Andrew Gillette, a computational scientist in LLNL’s Center for Applied Scientific Computing (CASC), mentored two PhD students this summer as they set up a machine learning workflow for computational fluid dynamics simulations. Justin Crum (University of Arizona) and Craig Gross (Michigan State University) explored vortex formation using two open-source software libraries and compared the results.

Gillette says of the remote work arrangement, “With all of our meetings online, a faculty colleague with shared interests could easily join our discussions, enriching the experience for all of us. Even though we were forced into an online-only work environment, it was a welcome surprise to find that the rising generation of scientists will have great tools at their disposal to work effectively from anywhere.”

Applied statistician Jason Bernstein mentored PhD student Jordan Murphy (University of Colorado at Boulder). He explains, “Jordan has expertise in reinforcement learning and aerospace engineering, so we worked on a research project that applied these skills to a probabilistic modeling problem. The goal of the internship was to use reinforcement learning to control a spacecraft subject to random perturbations.”
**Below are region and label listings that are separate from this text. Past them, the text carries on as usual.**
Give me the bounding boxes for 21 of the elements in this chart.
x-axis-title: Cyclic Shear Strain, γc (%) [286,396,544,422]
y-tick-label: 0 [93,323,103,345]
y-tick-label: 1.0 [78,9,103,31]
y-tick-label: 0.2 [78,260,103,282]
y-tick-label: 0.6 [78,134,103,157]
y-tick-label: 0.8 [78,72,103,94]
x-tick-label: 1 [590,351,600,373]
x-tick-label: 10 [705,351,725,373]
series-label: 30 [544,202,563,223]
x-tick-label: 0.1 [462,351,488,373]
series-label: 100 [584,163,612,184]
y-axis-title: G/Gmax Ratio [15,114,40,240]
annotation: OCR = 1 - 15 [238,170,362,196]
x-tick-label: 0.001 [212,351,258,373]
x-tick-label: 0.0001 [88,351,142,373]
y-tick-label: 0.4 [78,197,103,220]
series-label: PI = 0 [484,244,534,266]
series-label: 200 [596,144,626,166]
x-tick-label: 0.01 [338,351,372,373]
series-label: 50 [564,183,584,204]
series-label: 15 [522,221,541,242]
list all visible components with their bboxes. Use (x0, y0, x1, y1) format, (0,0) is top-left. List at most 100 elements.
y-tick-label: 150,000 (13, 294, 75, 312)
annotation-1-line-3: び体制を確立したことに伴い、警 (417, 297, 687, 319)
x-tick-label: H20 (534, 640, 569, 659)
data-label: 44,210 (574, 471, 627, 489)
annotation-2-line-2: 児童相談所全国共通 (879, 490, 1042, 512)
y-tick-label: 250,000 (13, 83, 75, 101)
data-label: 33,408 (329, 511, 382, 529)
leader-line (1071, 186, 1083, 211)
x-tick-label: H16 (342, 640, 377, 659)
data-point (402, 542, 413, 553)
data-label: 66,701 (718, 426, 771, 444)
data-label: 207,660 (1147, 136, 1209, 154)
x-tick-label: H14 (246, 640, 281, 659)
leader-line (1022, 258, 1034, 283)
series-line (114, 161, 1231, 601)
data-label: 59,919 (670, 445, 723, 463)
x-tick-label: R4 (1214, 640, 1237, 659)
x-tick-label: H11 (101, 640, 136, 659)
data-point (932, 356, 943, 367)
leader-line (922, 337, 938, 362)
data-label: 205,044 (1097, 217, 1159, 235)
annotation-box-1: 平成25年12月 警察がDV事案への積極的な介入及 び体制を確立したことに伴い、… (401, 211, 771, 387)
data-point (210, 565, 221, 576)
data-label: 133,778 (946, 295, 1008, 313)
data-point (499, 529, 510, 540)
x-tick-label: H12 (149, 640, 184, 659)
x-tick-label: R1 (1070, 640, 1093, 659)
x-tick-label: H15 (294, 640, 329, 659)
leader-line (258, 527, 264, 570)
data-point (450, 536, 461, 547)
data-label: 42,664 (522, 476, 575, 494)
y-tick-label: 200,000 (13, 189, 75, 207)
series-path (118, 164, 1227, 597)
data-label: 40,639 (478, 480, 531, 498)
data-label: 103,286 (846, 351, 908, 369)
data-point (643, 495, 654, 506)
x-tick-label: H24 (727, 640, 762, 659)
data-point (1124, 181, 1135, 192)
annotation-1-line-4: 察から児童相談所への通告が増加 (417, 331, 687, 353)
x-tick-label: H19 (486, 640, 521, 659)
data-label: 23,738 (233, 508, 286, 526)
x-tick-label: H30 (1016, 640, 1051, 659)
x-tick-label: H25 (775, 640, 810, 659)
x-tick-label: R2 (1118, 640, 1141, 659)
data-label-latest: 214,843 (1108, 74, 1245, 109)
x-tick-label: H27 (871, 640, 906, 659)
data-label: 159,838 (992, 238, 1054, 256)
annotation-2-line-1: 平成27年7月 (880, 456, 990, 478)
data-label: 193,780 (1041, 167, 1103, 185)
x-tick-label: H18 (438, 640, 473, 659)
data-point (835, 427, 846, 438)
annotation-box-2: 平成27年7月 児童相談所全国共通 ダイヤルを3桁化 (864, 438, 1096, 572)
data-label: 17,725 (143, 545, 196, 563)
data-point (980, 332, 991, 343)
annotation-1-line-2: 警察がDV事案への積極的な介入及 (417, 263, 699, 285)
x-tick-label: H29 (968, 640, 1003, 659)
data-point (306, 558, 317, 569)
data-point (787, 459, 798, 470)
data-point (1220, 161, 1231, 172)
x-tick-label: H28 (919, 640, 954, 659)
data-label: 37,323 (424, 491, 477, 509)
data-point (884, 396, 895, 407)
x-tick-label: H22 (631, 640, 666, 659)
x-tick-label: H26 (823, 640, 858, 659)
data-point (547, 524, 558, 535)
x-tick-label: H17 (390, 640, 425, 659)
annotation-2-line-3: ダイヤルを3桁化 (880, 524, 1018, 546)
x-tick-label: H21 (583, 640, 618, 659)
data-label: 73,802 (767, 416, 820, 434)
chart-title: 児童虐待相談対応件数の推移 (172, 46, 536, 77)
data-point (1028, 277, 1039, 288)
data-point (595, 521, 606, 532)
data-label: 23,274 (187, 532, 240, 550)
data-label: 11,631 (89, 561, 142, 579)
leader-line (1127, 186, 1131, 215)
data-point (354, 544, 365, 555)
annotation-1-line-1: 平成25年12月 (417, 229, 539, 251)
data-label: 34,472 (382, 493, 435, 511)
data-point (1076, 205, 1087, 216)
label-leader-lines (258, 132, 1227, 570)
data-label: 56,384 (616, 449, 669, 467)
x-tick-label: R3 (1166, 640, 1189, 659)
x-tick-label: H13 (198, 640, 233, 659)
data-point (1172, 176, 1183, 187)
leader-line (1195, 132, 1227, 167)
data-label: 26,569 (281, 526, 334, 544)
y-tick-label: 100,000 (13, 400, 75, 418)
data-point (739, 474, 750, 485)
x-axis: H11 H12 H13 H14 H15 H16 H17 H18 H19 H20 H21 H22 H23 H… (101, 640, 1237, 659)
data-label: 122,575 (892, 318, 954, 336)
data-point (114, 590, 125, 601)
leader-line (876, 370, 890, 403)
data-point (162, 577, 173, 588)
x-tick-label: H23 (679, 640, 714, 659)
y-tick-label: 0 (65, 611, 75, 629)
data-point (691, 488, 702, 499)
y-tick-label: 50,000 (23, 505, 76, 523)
Bernstein, who works in LLNL’s Computational Engineering Division, was excited to watch students make rapid progress on their research problems. “The next generation is highly motivated and technically capable,” he says, adding that the virtual setting was not a hindrance. “I was pleasantly surprised that much of the spontaneity and informal brainstorming of previous summers carried over to the virtual world.”

CASC cybersecurity expert Celeste Matarazzo regularly works with interns and this summer co-mentored four DSSI students who received GEM Fellowships. The National GEM Consortium helps students from underrepresented populations pursue internships and graduate education in applied science and engineering. The GEM DSSI students were tasked with solving problems involving network simulations, network security analysis, graph analytics, and machine learning approaches for cybersecurity detection. For example, graduate student Anthony Guerra (University of Southern California) used a random forest classifier on network traffic to determine the presence of a cyber-attack.

“The online summer program went very well. I had excellent interactions with the students virtually,” says Matarazzo, who mentored Guerra alongside cybersecurity colleague Kristine Monteith.

Leadership Transition

At the summer session’s conclusion, DSSI co-director Marisol Gamboa handed off her duties to Mulakken. “Since 2018, we have increased our female and underrepresented minority applicant pool significantly and transitioned many students to full-time data scientist positions at the Lab,” notes Gamboa, whose new role focuses on developing the Computing Directorate’s workforce.

Gamboa has enjoyed her time with the program and looks forward to the DSSI’s continued growth and success. She states, “I’ve met some remarkable students over the years and helped to place them with mentors leading the way in data science. Nisha is very talented and will bring her own ideas to elevate the program to the next level.”

Mulakken, who interned at LLNL four times during her undergraduate and graduate studies, says, “I hope the class of 2021 will experience the Lab’s collaborative culture, learn about academic topics and practical applications they may not have been exposed to yet, and genuinely enjoy getting to know each other and their mentors.”

Konjevod adds, “While we are hoping for an end to the pandemic, our current plan is to run the DSSI as a virtual program again in 2021. Having gone through the experience once, we can better understand the drawbacks of the virtual setting and make improvements in an attempt to match the full onsite experience from previous years.”